Kokomo-Center Schools adopted its own evaluation model, which calls for fewer classroom observations. But the district has found a way to bring the classroom to administrators.
Part of their model requires teachers to create a portfolio that provides evidence of what they’re doing in their classroom and why, said Mike Sargent, director of evaluations for the district.
Teachers will take photos of classroom projects and make copies of lesson plans.
Sargent said the portfolios help him understand the content of the class and the preparation that went into the lessons. So when he goes into the class he doesn’t feel the pressure of trying to capture a hundred things in 20 minutes.
It allows him to focus on how the instructor is teaching, he said. Does the teacher reach all students? Is he or she differentiating instruction? Is the teacher asking the right questions?
“It’s about the entire teaching method, not just a walk through,” he said.
Another piece of the KCS evaluation tool is one-on-one meetings with teachers.

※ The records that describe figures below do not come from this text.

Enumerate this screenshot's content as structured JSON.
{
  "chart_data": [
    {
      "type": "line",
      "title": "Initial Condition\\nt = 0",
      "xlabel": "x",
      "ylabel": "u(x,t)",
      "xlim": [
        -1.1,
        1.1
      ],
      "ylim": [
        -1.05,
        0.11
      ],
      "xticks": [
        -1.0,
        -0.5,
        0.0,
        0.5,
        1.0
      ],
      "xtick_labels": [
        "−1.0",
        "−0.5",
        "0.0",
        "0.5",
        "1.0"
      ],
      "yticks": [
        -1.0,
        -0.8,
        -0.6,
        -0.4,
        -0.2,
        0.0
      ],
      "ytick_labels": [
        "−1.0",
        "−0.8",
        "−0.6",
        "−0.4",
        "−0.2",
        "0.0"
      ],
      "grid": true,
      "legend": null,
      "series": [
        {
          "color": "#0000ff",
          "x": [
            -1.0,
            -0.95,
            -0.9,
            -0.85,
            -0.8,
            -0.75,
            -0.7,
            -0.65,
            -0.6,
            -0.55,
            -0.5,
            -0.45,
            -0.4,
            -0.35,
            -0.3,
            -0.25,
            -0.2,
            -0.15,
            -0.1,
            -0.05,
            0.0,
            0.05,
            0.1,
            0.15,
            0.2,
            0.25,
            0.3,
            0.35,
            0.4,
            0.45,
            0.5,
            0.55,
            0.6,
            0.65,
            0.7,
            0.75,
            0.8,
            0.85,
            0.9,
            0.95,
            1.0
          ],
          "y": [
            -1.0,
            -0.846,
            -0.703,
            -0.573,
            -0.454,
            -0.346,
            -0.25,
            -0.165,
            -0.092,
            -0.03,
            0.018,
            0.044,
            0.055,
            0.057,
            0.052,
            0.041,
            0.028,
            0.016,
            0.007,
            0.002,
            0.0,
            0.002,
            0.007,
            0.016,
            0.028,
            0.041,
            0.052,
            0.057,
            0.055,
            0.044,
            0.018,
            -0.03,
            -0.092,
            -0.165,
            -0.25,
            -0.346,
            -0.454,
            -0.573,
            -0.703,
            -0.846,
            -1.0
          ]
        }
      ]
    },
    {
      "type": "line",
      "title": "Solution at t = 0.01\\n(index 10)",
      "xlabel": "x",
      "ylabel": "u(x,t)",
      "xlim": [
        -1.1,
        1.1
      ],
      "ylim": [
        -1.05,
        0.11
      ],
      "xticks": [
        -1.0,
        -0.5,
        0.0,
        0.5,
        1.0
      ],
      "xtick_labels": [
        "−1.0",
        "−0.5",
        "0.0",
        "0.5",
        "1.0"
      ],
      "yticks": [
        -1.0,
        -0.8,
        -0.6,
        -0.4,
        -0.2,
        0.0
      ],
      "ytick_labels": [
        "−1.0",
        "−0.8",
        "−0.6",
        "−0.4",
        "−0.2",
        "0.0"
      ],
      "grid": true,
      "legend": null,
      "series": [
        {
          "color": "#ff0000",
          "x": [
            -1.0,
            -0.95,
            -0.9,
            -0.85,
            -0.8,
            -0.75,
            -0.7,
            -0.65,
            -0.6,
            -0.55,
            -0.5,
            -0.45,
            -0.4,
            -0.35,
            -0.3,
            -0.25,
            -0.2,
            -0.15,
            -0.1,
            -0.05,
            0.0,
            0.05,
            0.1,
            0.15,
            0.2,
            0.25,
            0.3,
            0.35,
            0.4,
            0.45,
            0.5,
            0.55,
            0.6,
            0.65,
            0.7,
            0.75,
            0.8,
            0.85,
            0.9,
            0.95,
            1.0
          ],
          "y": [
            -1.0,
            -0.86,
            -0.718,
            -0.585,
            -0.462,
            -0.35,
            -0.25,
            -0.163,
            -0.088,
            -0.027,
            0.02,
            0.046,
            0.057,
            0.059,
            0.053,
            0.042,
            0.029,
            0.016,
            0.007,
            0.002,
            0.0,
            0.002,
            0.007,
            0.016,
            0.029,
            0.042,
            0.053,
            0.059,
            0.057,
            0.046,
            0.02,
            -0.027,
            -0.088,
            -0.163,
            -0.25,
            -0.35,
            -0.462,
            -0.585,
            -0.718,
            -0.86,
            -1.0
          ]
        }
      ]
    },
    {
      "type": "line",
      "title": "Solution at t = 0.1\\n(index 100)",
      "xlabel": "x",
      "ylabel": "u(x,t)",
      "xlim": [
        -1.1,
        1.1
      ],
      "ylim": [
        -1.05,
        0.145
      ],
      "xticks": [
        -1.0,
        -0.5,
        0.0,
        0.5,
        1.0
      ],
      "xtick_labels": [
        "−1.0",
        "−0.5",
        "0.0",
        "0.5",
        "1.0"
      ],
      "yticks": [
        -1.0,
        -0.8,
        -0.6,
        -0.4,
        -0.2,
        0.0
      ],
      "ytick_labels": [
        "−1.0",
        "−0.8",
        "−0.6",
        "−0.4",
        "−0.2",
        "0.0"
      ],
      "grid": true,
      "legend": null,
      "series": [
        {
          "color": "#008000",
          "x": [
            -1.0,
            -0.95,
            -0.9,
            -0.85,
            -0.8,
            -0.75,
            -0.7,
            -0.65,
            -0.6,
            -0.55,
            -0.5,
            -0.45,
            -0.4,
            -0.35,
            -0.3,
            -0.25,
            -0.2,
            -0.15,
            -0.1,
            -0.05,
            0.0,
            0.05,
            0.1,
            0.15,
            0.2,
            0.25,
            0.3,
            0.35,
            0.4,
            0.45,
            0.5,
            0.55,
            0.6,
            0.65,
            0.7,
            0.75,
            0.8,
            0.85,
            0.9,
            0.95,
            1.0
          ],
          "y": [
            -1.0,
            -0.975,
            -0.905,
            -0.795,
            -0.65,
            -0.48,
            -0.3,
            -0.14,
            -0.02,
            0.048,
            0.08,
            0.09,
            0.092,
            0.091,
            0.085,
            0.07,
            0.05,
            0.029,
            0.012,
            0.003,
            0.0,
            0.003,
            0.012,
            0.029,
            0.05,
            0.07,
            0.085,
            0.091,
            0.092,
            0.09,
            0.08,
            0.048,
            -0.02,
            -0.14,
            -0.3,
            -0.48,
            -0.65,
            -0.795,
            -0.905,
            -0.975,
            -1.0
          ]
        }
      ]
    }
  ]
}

Principals have them with every teacher three times a year to discuss the evaluation and where they stand. “The conversations we’ve had have been great,” he said.
And those discussions on how to become better teachers are happening more often, Sargent said.
Teachers turn to one another to get pointers on reaching more students. At Central Middle School, where Sargent is still principal, teachers look to him for help, too.
“At least two or three times a day at Central, I have conversations with teachers about evaluations,” he said.
Has it caused more work for him? Yes. Any change requires a bigger time commitment, he said.
But he’s back to doing what he loves to do as a principal — serving as a curriculum coach of sorts.
It’s too easy to get caught up in the management side of his job, he said.
“We’re spending more time in the classroom than ever before,” he said. “There are some really neat benefits to that. You get more interaction with kids. I feel more in touch with our teachers and students.”